In January, Coach Glanville returned to the game’s home in St. Petersburg, Fla., to coach for a second consecutive year. “I’ll tell you what, I can’t imagine coaching a better group of players than the squad we had this year,” said Glanville. “They were a very intelligent group, who were focused and tuned in to what ever we asked them to do.

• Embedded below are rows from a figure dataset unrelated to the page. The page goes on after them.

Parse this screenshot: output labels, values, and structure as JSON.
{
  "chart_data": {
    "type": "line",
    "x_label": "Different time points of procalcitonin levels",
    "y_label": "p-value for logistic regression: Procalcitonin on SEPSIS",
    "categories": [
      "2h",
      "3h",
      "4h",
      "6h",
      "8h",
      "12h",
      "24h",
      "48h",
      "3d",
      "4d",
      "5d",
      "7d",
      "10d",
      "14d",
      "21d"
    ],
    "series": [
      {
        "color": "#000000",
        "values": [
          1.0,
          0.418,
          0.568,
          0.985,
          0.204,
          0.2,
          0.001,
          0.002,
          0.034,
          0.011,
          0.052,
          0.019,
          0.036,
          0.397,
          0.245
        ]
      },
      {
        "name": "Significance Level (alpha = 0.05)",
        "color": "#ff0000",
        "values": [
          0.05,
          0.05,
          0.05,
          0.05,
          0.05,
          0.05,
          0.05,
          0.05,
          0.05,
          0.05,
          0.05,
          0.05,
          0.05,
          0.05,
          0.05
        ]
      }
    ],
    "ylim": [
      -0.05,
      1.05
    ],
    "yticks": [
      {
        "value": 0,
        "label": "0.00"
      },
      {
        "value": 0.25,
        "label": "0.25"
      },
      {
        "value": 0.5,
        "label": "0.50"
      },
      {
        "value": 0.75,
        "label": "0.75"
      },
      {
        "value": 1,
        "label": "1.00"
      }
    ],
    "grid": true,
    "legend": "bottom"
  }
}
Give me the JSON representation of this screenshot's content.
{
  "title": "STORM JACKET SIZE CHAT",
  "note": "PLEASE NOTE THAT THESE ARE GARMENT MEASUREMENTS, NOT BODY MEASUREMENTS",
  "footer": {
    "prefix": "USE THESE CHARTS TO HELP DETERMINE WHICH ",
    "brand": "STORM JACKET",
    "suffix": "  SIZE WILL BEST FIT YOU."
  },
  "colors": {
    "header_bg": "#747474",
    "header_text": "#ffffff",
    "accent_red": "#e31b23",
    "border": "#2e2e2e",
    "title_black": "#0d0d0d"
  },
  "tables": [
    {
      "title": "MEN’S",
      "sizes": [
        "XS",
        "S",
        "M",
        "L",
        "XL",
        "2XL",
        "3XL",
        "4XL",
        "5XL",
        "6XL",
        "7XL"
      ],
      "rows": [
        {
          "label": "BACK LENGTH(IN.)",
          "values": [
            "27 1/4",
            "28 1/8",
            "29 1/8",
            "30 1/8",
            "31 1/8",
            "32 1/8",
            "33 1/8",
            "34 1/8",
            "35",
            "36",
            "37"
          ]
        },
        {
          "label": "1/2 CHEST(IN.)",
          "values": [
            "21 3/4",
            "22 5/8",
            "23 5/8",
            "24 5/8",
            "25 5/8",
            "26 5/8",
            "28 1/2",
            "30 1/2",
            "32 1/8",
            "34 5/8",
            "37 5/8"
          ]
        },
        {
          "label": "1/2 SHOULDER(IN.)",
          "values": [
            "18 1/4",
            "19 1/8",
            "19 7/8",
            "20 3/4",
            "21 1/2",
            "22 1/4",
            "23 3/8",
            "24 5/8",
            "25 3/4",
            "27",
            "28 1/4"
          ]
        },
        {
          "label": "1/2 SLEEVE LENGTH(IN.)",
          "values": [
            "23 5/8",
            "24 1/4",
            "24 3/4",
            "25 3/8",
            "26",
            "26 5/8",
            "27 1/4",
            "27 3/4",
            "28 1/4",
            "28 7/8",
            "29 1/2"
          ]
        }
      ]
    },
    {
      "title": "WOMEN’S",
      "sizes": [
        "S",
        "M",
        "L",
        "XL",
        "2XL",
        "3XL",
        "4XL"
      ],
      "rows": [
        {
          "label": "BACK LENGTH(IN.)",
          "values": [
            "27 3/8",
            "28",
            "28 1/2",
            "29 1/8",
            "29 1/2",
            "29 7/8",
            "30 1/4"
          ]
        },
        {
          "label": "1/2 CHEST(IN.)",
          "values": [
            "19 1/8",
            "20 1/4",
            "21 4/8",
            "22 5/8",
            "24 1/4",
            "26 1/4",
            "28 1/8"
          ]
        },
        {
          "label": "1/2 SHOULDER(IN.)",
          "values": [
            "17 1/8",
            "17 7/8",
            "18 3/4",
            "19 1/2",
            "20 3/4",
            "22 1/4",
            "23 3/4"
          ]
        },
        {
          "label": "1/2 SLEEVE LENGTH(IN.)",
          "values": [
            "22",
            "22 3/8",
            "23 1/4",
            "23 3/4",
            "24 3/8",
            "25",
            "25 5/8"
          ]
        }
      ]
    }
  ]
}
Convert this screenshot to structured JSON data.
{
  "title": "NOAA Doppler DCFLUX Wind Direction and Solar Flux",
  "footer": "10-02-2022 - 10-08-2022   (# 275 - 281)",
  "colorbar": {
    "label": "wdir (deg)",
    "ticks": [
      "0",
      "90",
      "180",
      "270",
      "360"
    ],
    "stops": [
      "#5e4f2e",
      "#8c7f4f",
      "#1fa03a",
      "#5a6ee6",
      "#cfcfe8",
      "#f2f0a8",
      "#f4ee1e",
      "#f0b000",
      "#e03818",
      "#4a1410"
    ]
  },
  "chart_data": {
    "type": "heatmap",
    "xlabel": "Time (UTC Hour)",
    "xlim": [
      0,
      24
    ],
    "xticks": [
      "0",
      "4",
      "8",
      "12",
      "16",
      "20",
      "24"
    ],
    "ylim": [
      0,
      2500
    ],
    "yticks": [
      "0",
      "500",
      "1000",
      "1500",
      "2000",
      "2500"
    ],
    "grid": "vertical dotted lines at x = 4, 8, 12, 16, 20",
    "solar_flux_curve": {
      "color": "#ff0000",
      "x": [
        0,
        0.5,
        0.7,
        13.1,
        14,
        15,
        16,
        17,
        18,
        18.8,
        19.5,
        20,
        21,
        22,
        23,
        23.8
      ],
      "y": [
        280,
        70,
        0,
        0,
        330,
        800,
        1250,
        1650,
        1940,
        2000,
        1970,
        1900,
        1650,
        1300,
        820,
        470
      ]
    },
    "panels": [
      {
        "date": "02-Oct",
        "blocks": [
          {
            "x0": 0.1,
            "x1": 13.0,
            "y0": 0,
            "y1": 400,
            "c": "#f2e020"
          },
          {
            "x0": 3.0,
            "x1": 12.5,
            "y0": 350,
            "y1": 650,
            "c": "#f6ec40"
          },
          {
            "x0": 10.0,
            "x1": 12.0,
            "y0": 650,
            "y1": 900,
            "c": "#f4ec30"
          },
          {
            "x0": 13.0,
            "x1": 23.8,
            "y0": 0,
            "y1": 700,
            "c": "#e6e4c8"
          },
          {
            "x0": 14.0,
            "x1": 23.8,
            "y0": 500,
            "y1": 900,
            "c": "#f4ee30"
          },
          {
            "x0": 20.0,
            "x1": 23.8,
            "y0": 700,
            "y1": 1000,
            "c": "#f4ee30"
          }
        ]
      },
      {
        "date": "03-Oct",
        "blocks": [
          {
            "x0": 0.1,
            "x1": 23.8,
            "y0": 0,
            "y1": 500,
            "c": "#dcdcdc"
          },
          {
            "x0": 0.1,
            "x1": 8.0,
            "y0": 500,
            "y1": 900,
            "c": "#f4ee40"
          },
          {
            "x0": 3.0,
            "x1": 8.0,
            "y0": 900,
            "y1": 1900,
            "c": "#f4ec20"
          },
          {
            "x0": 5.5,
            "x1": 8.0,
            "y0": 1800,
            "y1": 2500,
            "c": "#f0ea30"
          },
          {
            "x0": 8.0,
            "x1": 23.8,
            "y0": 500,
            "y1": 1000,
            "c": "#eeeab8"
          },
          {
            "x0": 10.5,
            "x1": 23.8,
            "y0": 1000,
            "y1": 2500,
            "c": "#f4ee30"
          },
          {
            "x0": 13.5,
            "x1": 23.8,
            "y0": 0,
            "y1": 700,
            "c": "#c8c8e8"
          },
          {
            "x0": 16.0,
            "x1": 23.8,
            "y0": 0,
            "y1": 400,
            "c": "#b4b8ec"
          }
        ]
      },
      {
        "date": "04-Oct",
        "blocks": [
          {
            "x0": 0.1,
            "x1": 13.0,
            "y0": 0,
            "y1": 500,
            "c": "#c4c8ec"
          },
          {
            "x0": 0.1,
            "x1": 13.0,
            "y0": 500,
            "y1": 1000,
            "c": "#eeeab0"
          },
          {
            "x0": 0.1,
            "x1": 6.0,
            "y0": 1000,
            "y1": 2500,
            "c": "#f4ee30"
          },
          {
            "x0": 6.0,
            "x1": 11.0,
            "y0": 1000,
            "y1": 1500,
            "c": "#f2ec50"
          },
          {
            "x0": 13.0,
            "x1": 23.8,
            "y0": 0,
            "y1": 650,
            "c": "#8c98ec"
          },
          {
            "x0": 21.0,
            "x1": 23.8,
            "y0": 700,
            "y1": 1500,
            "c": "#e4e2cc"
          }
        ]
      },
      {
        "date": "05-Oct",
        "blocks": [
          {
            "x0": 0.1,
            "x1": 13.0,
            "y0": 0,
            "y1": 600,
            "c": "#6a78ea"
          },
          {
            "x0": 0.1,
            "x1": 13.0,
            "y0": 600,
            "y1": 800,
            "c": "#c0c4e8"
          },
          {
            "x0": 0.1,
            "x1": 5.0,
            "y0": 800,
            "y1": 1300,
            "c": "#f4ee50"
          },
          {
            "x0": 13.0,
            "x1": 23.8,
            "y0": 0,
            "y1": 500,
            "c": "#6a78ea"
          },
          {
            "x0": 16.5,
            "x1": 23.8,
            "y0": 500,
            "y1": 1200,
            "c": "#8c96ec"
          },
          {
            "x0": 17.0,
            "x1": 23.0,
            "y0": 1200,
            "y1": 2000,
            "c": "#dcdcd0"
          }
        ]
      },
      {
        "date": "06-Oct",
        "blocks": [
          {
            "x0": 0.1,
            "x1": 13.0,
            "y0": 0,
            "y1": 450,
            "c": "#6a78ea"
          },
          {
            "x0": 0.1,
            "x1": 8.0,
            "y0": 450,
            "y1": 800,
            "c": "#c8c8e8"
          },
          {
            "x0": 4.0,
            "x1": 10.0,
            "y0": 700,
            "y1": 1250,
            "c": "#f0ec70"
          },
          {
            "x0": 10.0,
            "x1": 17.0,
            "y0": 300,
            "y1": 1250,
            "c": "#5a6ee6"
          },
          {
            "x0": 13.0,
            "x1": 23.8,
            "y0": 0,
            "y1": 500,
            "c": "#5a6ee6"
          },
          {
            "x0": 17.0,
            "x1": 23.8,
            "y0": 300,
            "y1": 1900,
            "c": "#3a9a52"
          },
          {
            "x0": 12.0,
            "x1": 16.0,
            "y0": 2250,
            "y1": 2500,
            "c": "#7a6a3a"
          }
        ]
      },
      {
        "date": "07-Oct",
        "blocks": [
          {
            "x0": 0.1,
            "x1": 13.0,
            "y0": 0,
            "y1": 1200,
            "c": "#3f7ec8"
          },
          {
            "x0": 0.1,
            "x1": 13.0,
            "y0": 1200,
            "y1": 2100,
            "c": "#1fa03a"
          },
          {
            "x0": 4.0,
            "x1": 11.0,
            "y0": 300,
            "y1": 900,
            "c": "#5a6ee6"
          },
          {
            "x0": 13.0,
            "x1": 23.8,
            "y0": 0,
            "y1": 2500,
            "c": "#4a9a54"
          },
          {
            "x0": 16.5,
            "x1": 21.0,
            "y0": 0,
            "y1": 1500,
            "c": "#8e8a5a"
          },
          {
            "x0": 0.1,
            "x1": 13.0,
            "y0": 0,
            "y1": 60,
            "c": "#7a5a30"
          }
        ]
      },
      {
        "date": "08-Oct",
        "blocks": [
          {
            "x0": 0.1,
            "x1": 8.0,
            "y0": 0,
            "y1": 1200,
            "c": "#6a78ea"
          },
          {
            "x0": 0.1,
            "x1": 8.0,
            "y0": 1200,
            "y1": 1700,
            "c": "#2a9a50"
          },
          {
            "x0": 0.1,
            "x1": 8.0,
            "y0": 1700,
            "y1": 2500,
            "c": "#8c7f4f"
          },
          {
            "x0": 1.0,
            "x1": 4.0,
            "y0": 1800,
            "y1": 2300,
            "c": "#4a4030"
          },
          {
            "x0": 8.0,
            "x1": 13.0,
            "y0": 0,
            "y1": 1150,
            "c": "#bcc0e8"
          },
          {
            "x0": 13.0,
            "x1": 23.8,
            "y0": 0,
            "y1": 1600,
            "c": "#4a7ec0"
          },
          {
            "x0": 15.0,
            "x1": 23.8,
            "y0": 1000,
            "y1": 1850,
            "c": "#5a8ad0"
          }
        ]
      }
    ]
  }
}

“One day we had a heavy rain and couldn’t get out on the field to practice so we held our practice in the dining room at the hotel. Can you imagine running a full speed passing drill in a dining room? But that’s what we did, and we came away a better team. It was awesome. The way the quarterbacks were slinging the ball around, it was surprising we didn’t put one through a window.
A month after the game I still had NFL teams calling me asking me what I thought about this or that player,” said Glanville. “The people who put on this game are doing a great job of finding quality players. I’m proud the game gives players the chance to impress the scouts and excite the crowd; but the most incredible aspect of the game is the meaning behind its slogan – More than just a game. It’s all about the hospitals and the children’s true demonstration of courage. I can guarantee you the players never forget their interactions with the kids.”
About Coach Glanville
Coach Jerry Glanville, a native of Perrysburg, Ohio, spent much of his life on the football gridiron. He played middle linebacker at Northern Michigan University, graduating in 1964 with a bachelor’s degree. He then went on to earn his master’s degree from Western Kentucky University, where he served as an assistant football coach. Glanville then became the defensive coordinator for the University of Hawaii, followed by a stint as defensive ends and outside linebackers coach at Georgia Tech in Atlanta.
Glanville began his NFL career as the special teams and linebacker coach for the Detroit Lions. Following his time in Detroit, Glanville became the defensive coordinator for the Atlanta Falcons – arguably his most noteworthy position. During this time, Glanville held every defensive record. His defensive strategy became known as the “Gritz Blitz”, where the defense would blitz every down.
From 1986 to 1989, Glanville served as head coach of the Houston Oilers, where he led the team to four playoff appearances, twice playing in the AFC divisional round. As an NFL head coach, Glanville led the Houston Oilers (1986–1989) during the era known as the "House of Pain.” He was famous for leaving tickets at will call for Elvis Presley, wearing all black to be easily recognized by his players, and driving replicas of vehicles driven by actor James Dean. Glanville returned to the Atlanta Falcons in 1990 as head coach, remaining there until 1993. During the 1991 season, the NFL declared Glanville’s roster the “most exciting team in NFL history.”
Recognized for his expertise and accomplishments as a coach, Glanville served as an analyst on several television networks, including the Football Network, CBS Sports, HBO Sports and Fox Sports. “The East-West Shrine Game is grateful for the contributions he’s made on behalf of the hospitals and the kids,” said Harold Richardson, executive director of East-West Shrine Game.